1. A method for self-calibrating a radar system (RS) having at least two antenna groups to which at least one transmit channel and at least one receive channel are assigned, The steps include measuring (10) multiple targets using the radar system (RS), For each antenna group, the steps include processing the range and Doppler information of the target (11) and detecting the target (12) to obtain a reflection list (L) having a complex amplitude for each target, The steps include compensating for the amplitude difference (20) for each channel, The steps include: using two-dimensional linear regression (21), estimating the regression plane that minimizes the mean squared distance of the phase measurements of the channels in the antenna group; For each channel, the difference between the measured phase value and the regression plane is calculated to obtain the group phase correction value (K intra The steps to obtain ) and The distance between two regression planes of different antenna groups is calculated modulo 2π (25), and the inter-group phase correction value (K inter The steps to obtain ) and The group-internal phase correction value (K intra ) and inter-group phase correction value (K inter The steps include compensating the control vector of each channel (26) using ) and A method characterized by the following.

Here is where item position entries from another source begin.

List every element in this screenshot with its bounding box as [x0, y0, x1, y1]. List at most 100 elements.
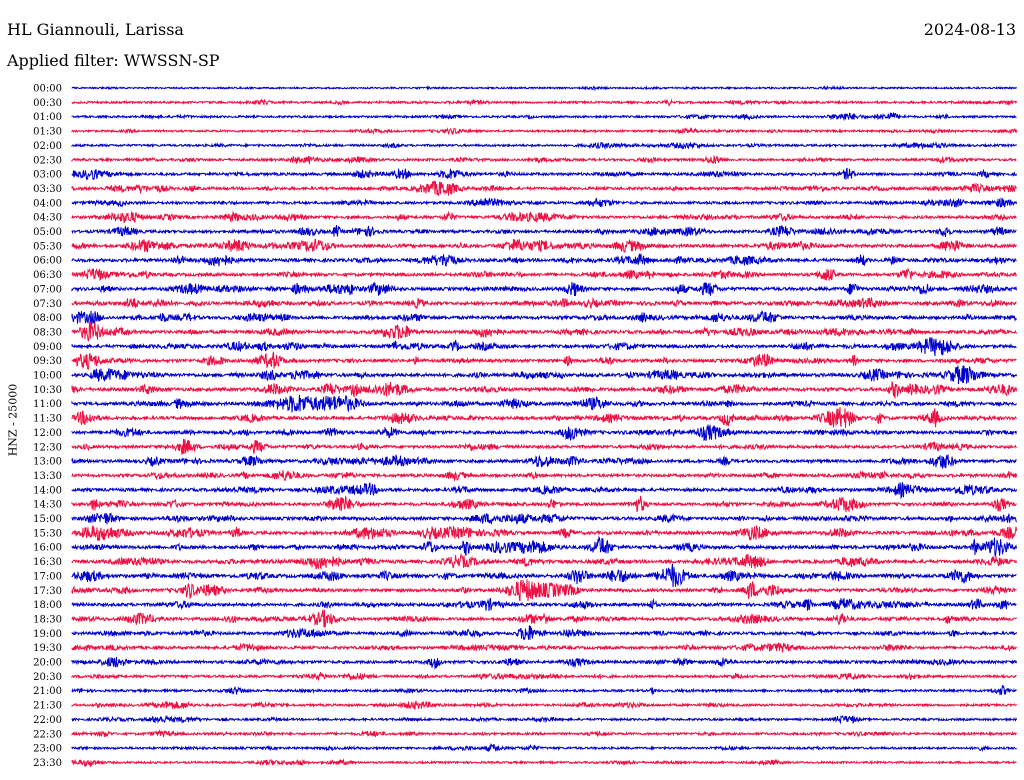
seismic-trace [71, 512, 1017, 525]
station-title: HL Giannouli, Larissa [7, 20, 184, 39]
seismic-trace [71, 85, 1017, 92]
trace-label: 16:30 [33, 557, 62, 568]
seismic-trace [71, 197, 1017, 208]
trace-label: 10:30 [33, 385, 62, 396]
seismic-trace [71, 609, 1017, 628]
seismic-trace [71, 210, 1017, 224]
seismic-trace [71, 671, 1017, 682]
trace-label: 14:30 [33, 500, 62, 511]
seismic-trace [71, 112, 1017, 122]
seismic-trace [71, 470, 1017, 482]
trace-label: 01:00 [33, 112, 62, 123]
seismic-trace [71, 454, 1017, 469]
seismic-trace [71, 281, 1017, 297]
trace-label: 05:00 [33, 227, 62, 238]
trace-label: 17:30 [33, 586, 62, 597]
trace-label: 01:30 [33, 127, 62, 138]
seismic-traces [71, 85, 1017, 768]
trace-label: 19:00 [33, 629, 62, 640]
trace-label: 03:30 [33, 184, 62, 195]
seismic-trace [71, 351, 1017, 370]
trace-label: 18:30 [33, 614, 62, 625]
seismic-trace [71, 337, 1017, 357]
seismic-trace [71, 141, 1017, 151]
trace-label: 10:00 [33, 371, 62, 382]
seismic-trace [71, 321, 1017, 342]
seismic-trace [71, 597, 1017, 611]
trace-label: 04:30 [33, 213, 62, 224]
trace-label: 00:30 [33, 98, 62, 109]
filter-label: Applied filter: WWSSN-SP [7, 51, 220, 70]
seismic-trace [71, 310, 1017, 325]
seismic-trace [71, 154, 1017, 165]
seismic-trace [71, 380, 1017, 400]
trace-label: 05:30 [33, 241, 62, 252]
trace-label: 22:30 [33, 729, 62, 740]
seismic-trace [71, 535, 1017, 557]
trace-label: 13:30 [33, 471, 62, 482]
seismic-trace [71, 685, 1017, 696]
seismic-trace [71, 127, 1017, 136]
seismic-trace [71, 642, 1017, 653]
seismic-trace [71, 729, 1017, 738]
trace-label: 00:00 [33, 84, 62, 95]
trace-label: 04:00 [33, 198, 62, 209]
seismic-trace [71, 742, 1017, 753]
seismic-trace [71, 424, 1017, 441]
seismic-trace [71, 482, 1017, 500]
trace-label: 22:00 [33, 715, 62, 726]
trace-label: 07:00 [33, 284, 62, 295]
seismic-trace [71, 758, 1017, 768]
seismic-trace [71, 267, 1017, 282]
trace-label: 13:00 [33, 457, 62, 468]
seismic-trace [71, 700, 1017, 711]
trace-label: 08:00 [33, 313, 62, 324]
seismic-trace [71, 365, 1017, 384]
trace-label: 16:00 [33, 543, 62, 554]
trace-label: 23:00 [33, 744, 62, 755]
trace-label: 14:00 [33, 485, 62, 496]
seismic-trace [71, 180, 1017, 197]
seismic-trace [71, 394, 1017, 413]
seismic-trace [71, 495, 1017, 513]
seismic-trace [71, 656, 1017, 670]
seismic-trace [71, 225, 1017, 238]
trace-label: 11:30 [33, 414, 62, 425]
seismic-trace [71, 167, 1017, 181]
trace-labels: 00:00 00:30 01:00 01:30 02:00 02:30 03:00 03:30… [33, 84, 62, 769]
seismic-trace [71, 579, 1017, 602]
trace-label: 21:30 [33, 701, 62, 712]
trace-label: 02:30 [33, 155, 62, 166]
trace-label: 15:30 [33, 528, 62, 539]
trace-label: 06:30 [33, 270, 62, 281]
trace-label: 06:00 [33, 256, 62, 267]
record-date: 2024-08-13 [923, 20, 1016, 39]
seismic-trace [71, 253, 1017, 267]
seismic-trace [71, 625, 1017, 641]
trace-label: 12:30 [33, 442, 62, 453]
seismic-trace [71, 296, 1017, 310]
seismic-trace [71, 238, 1017, 253]
trace-label: 15:00 [33, 514, 62, 525]
trace-label: 07:30 [33, 299, 62, 310]
trace-label: 20:00 [33, 658, 62, 669]
trace-label: 17:00 [33, 571, 62, 582]
seismic-trace [71, 563, 1017, 588]
seismic-trace [71, 407, 1017, 429]
seismic-trace [71, 552, 1017, 570]
seismic-trace [71, 714, 1017, 725]
trace-label: 19:30 [33, 643, 62, 654]
trace-label: 03:00 [33, 170, 62, 181]
trace-label: 21:00 [33, 686, 62, 697]
trace-label: 09:00 [33, 342, 62, 353]
trace-label: 12:00 [33, 428, 62, 439]
trace-label: 23:30 [33, 758, 62, 769]
trace-label: 09:30 [33, 356, 62, 367]
trace-label: 18:00 [33, 600, 62, 611]
seismic-trace [71, 525, 1017, 541]
trace-label: 11:00 [33, 399, 62, 410]
seismic-trace [71, 438, 1017, 455]
trace-label: 02:00 [33, 141, 62, 152]
seismic-trace [71, 98, 1017, 107]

2. The group-internal phase correction value (K intra The method according to claim 1, characterized in that when calculating the phase error, if the phase error is angle-dependent, each angle is calibrated with respect to a specific target (22).

3. The method according to 2, characterized in that intermediate angles without a specific target are interpolated (23).

4. The method according to claim 1, characterized in that the processing (11) of the range and Doppler information is performed by the Fast Fourier Transform.

5. The detection (12) of the target is The steps include distinguishing the energy at each angle cell against a threshold for the estimated noise energy, If multiple adjacent angle cells exceed the threshold, the step of determining the maximum value is as follows: The method according to claim 1, characterized in that it is carried out by [a specific method].

6. The compensation (20) for the amplitude difference is, The steps include calculating the average received power and A step of calculating the deviation of the amplitude of each channel from the average received power, A step of compensating the amplitude according to the deviation, The method according to claim 1, characterized in that it is carried out by [a specific method].